The Information Age we are entering is a supreme challenge for the theological community. We know that what we are facing is more than simply relaying information, but presenting that information in a way which sets it in a context of relevance to the user of that information. The Christian scriptures, along with the sacred books of other faiths, were an attempt to communicate key elements of faith to a widely dispersed audience. These writings are full of the diversity of expression which could be found in the people during those times when the writings were authored, collected, and dispersed among the faithful.
The technology of writing, the various materials for holding these writings, and ensuing technologies for copying and distributing these writings often brought with them great shifts in the roles of the common people in their faith communities. The Prinitng Press is often heralded as the single most significant of these shifts into new communication technologies. Some would say that the present "MTV generation" would represent a modern shift from text and books to video as the major mode of communication.

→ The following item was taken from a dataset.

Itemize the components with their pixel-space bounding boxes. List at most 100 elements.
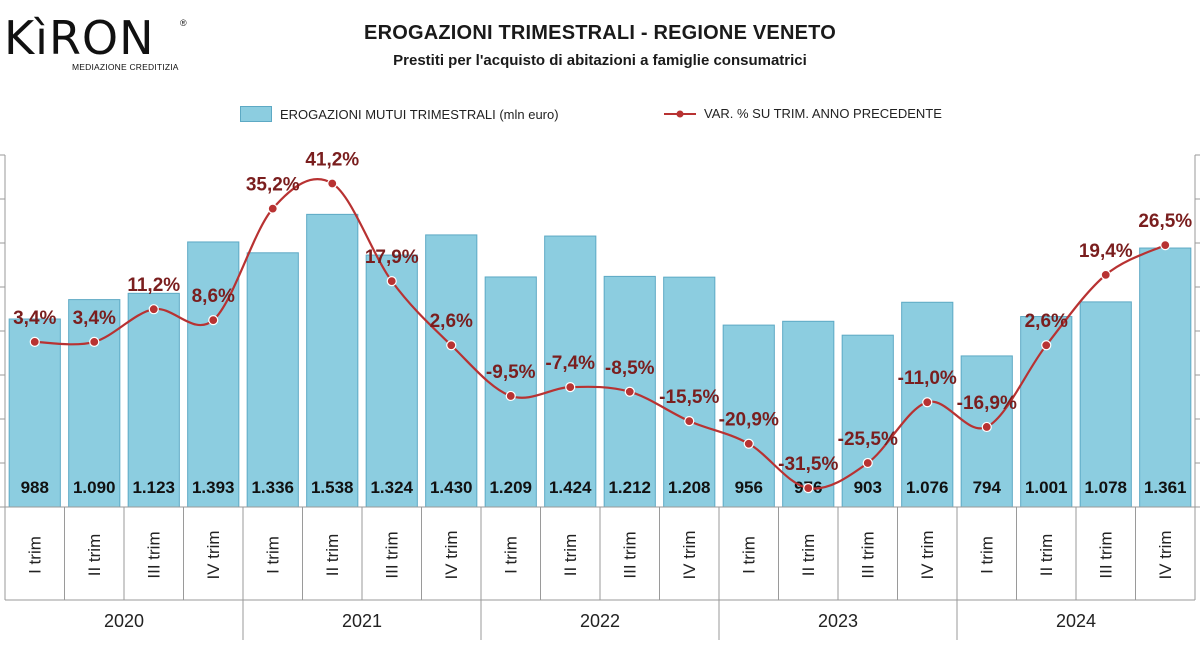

Today we see in print and on television the identification of a new, "Information Age". We see regional Bell companies scurrying to acquire Cable TV operators, and many program producing conglomerates buying up alternative media producers such as multimedia developers. It seems as though it is apparent to everyone in the business and media world that the face of communication and entertainment is about to change forever.
Just as the Churches in Luther and Gutenberg's day were able to build new movements through the wider availability of printed material, there are opportunities today for a more significant prescence of the church in the mainstreams of the communications world.
Today's "marketplace" consists of "the digital data highway", where faster, more efficient means of communication and sharing of vital information is taking place. This is happening within organizations and between "information" services which provide a variety of database services and resources for upgrading the communication efforts of any organization.
We've already seen it happen in the world of publishing and writing as the word processor and desktop publishing software have made it simple for almost any organization to produce its own internal news with documents of quality appearance and style previously attainable only by professional printers.
More recently, correspondence has been shifting dramatically toward the use of E-mail, eliminating costs previously neccessary for phone conversations (and the oft-resulting "phone-tag") or the time consuming US Mail or its more expensive "overnight" alternatives.
This newsletter will attempt to be your window into what is possible for the theological community in these new technologies. Here we will provide monthly glimpses into a wide variety of communication and educational technologies. The contributors are stationed around the world, but the immediacy of E- Mail will allow us to produce new issues quickly. We are trying our hand at developing a form for online presentation of this news (New technology Review Online, on the Ecunet system), as well as fordistribution in printed form, as you now see it.
The Ecunet community was the base for the development of this idea. The meeting "New Technology Review"" sounded the initial call for this kind of publication, and some of the other meetings' discussions provide meat for some of the issues we will be exploring here in the months ahead.